22. Having declined to extend time for appeal, I do not think that there is any reason to consider the prayer for stay. However, since I am not the final Court, the appellate court may want to know my views on that prayer.
23. In an application for stay, the application must be made timeously, the applicant must demonstrate that he/she will suffer substantial loss if the stay sought is not granted and must also give security.
24. As regards the timeous filing of the application, that is not in dispute. The applicant knew of the order of 8/9/2020 on 8/2/2021 and the following day she made the present application. The first requirement for stay was, in the circumstances, satisfied.
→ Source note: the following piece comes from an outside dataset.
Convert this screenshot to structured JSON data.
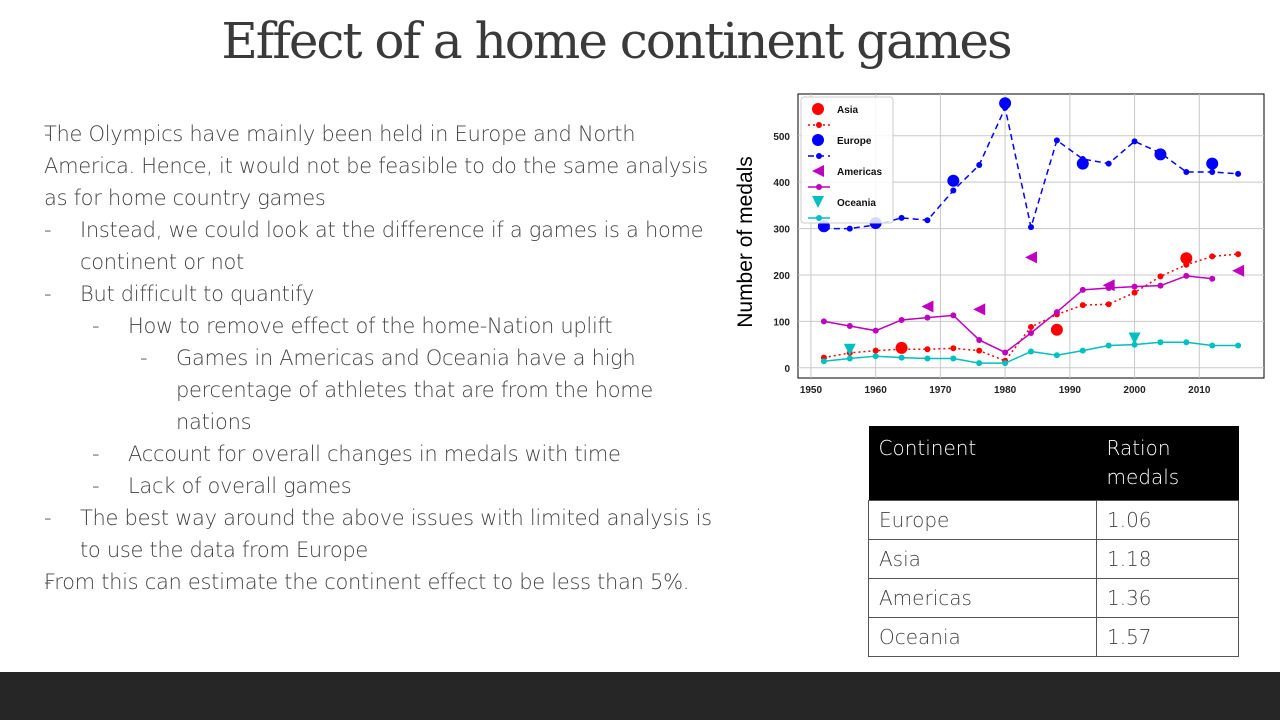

25. As regards substantial loss, the applicant did not demonstrate that the loss she might suffer is substantial. I have already held that she still has the opportunity to raise the issues she would like to ventilate here before the honourable Deputy Registrar at the stage of Settlement of Terms of Sale. In this regard, no substantial loss was demonstrated.
26. Finally, the applicant did not offer any security for the due performance of the decree that might be ultimately be found to be binding on her. Any continued delay in this matter, in my view, will amount to an injustice. Justice delayed is justice denied.
27. In view of the foregoing, I find the application to be without merit and I dismiss the same in its entirety with costs to the respondent.
It is so ordered.
DATED and DELIVERED at Nairobi this 11th day of March, 2021.